Homère, L'Odyssée
La ruse
Les captifs s'assirent autour du feu et attendirent, abattus, le retour du Cyclope. Ulysse, quant à lui ne cessait d'élaborer des plans d'évasion. Tandis qu'il examinait la grotte à la recherche d'une issue, il aperçut la massue du Cyclope, qui était posée, contre la paroi. Elle était aussi grande que le mât d'un navire. Alors qu'il la regardait, une ruse lui vint à l'esprit. Il tailla un morceau de bois dans la massue et appela ses hommes pour le polir et l'aiguiser. Puis il expliqua son plan. Ils tirèrent au sort quatre hommes qui devraient aider leur chef dans sa tâche. Ensuite ils cachèrent très soigneusement l'épieu de bois qu'ils avaient préparé. Au soir, Polyphème revint avec son troupeau et referma l'entrée derrière lui. Il s'assit et, après avoir trait ses bêtes, mangea deux autres Grecs. Puis il se prépara à se coucher. Alors Ulysse s'approcha de lui, et, lui tendant une coupe pleine de vin ciconien, et dit « Cyclope, tiens bois ce vin, après la chair humaine que tu as mangé pour savoir quelle bonne boisson cachait notre vaisseau. Je t’apportais cette libation dans l’espoir que tu me prendrais en pitié et me laisserais partir pour mon logis ». Le Cyclope avala le liquide d'un seul trait, le trouva fort bon et ordonna qu’on lui en verse encore. Il demanda le nom d’Ulysse et lui promit un présent. Ulysse servit à nouveau le Cyclope et lui dit, avec ruse, s’appeler Personne.

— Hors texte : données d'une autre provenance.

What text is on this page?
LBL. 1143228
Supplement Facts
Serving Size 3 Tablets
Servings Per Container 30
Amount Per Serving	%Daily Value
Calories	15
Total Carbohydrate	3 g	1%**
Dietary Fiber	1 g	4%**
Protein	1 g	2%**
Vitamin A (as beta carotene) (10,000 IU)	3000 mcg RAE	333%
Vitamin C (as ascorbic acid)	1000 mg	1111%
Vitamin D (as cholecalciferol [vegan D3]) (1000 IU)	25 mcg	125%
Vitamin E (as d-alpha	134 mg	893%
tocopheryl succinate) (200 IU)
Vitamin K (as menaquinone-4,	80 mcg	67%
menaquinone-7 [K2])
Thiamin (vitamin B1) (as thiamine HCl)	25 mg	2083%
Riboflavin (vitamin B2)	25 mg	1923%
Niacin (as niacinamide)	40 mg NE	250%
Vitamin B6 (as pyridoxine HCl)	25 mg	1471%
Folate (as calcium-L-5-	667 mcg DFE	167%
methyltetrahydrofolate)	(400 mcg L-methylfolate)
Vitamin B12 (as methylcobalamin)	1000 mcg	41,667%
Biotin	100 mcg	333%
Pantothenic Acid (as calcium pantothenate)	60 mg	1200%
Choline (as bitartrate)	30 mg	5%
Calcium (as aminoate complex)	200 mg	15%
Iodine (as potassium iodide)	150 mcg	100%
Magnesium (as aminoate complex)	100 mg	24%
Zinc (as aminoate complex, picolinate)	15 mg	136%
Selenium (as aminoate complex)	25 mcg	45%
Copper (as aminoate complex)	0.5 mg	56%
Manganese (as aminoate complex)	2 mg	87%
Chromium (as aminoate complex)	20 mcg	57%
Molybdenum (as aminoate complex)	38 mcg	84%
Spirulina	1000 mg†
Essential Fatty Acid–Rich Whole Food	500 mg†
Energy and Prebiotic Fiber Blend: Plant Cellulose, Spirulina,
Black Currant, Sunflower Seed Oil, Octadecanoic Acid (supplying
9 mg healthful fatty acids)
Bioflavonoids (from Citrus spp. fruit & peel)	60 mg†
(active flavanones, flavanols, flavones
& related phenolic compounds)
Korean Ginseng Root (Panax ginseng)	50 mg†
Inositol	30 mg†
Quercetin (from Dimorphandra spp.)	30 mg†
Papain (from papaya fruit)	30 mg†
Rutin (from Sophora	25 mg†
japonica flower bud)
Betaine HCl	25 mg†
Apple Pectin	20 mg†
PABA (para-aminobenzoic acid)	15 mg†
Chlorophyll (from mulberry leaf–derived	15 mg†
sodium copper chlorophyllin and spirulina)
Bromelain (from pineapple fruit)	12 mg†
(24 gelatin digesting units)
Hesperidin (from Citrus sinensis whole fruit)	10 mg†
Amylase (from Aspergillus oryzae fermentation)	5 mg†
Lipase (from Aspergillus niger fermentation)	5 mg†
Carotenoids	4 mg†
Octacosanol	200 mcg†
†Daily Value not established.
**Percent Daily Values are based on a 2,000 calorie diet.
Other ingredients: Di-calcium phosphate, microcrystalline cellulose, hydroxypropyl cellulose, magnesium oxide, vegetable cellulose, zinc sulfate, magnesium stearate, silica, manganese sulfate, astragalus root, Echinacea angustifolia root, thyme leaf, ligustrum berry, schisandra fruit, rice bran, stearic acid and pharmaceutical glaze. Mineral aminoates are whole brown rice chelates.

Le Cyclope alors dit à Ulysse : « Personne, je te mangerai le dernier de tes compagnons, oui, tous les autres avant toi ; ce sera mon présent d’hospitalité.» Puis, le Cyclope s'endormit ivre-mort. Alors Ulysse et ses compagnons se saisirent de l'épieu qu'ils avaient préparé et le firent rougeoyer dans les braises. Lorsqu'il fut bien incandescent, ils le soulevèrent et de toutes leurs forces l'enfoncèrent tout droit dans l’œil unique du Cyclope. Polyphème se réveilla avec un cri atroce qui ébranla les parois de la grotte et toute la montagne. Terrorisés, les Grecs se cachèrent dans les recoins de la caverne. Le géant arracha le pieu aussi facilement que s'il s'était agi d'une écharde, et se mit tituber fébrilement dans son antre. Comme il était devenu aveugle, les captifs purent se cacher derrière les rochers, si bien que Polyphème n'écrasait entre ses doigts que des pierres et de l'argile. Ses gémissements et ses imprécations furent entendus des autres Cyclopes. Ils sortirent en courant de leurs grottes et lui demandèrent ce qui lui était arrivé, et pourquoi il les avait réveillés. Est-ce que quelqu'un essayait de l'assassiner ? Fou de douleur, Polyphème arrivait tout juste à hurler « Personne, par ruse, est en train de me tuer, Personne.» Les géants hochèrent la tête et crièrent : « Personne ? Alors pourquoi hurles-tu ? Est-ce que Zeus t'a envoyé une maladie ? prie donc ton père Poséidon pour qu'il allège ta souffrance.» Et puis, les Cyclopes s'en retournèrent chez eux.